This simple turnip soup is the perfect use for a bunch of turnips if you're lucky enough to get them with their greens attached. Feel free to use loose turnips and a bunch of greens - turnip greens are great to use but any kind will be delicious in this soup. Like so many soup recipes, this one is very flexible, add additional vegetables or herbs as you have available and sound good to you.
Prep Time: 15 minutes
Cook Time: 20 minutes
Total Time: 35 minutes
Ingredients:
- 1 bunch of turnips with greens, or 3 or 4 turnips and 1 bunch of turnip greens
- 2 small onions or leeks
- 2 or 3 cloves garlic
- 2 Tbsp. olive oil
- 2 slices bacon or 2 oz. pancetta, finely chopped (optional)
- 4 to 6 cups chicken or vegetable broth (Homemade Chicken Broth is particularly delicious), depending on how "soupy" you like your soup
- Salt
- Freshly ground black pepper (optional)
Preparation:
- Remove the greens from the turnips, if necessary. Wash and rinse the greens, cut them into thin strips, and set them aside.

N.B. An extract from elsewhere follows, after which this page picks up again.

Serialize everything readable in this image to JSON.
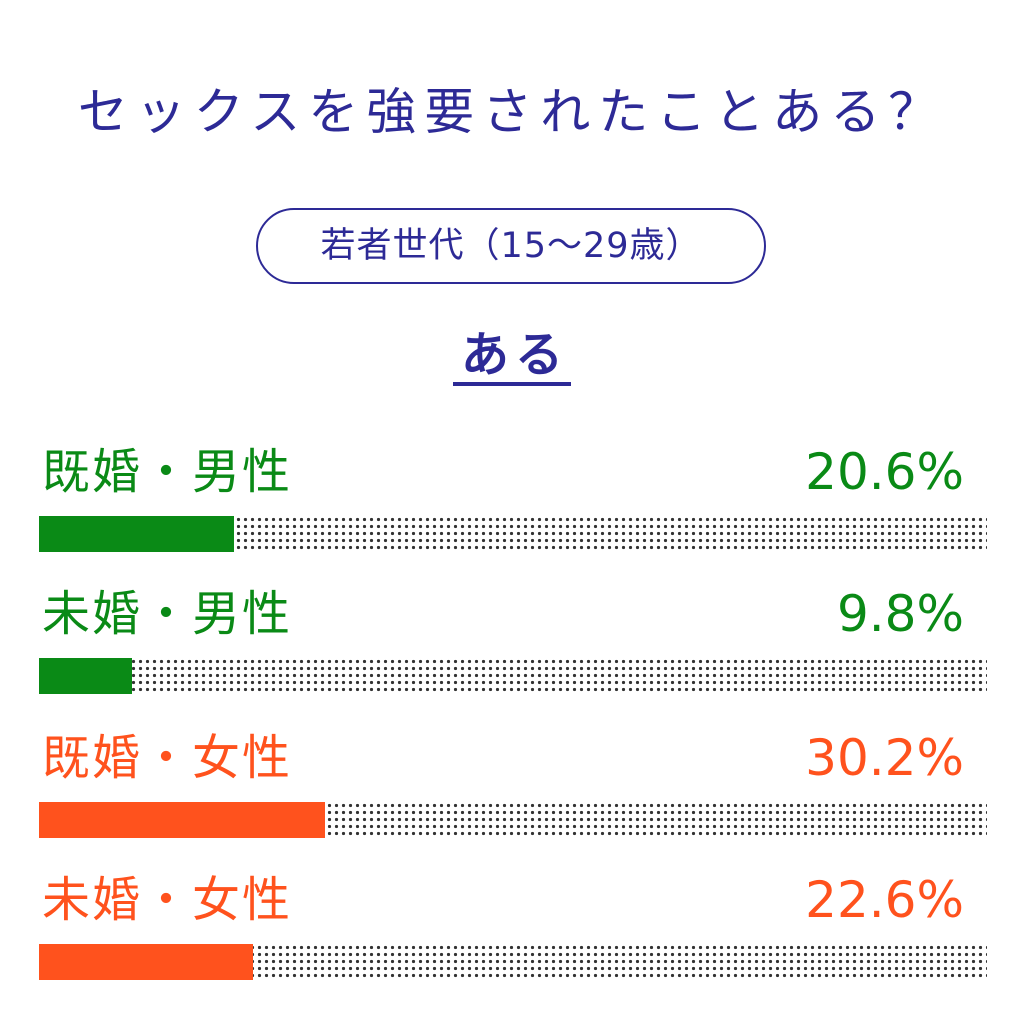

- Peel the turnips, chop them into small chunks, and set aside.
- Peel and finely chop onions or clean and finely chop leeks. Set aside.
- Thinly slice garlic and set aside.
- Heat the oil in a medium pot over medium high heat. Add the bacon or pancetta, if you're using it, and cook until it starts to render its fat. Add the onions or leeks, sprinkle with salt, and cook, stirring occasionally, until onions are soft, about 3 minutes.
- Add the garlic and cook, stirring, until fragrant, about 1 minute.
- Add the chopped turnips and broth. Bring to a boil. Reduce heat to maintain a steady simmer and cook until turnips are tender, 8 to 10 minutes.
- Stir in the turnip greens and cook until the greens are tender, about 2 minutes.
- Taste the soup and add salt or other seasonings to taste. Serve the soup hot, garnished with black pepper, if you like.
Makes 4 to 6 servings Turnip Soup With Greens.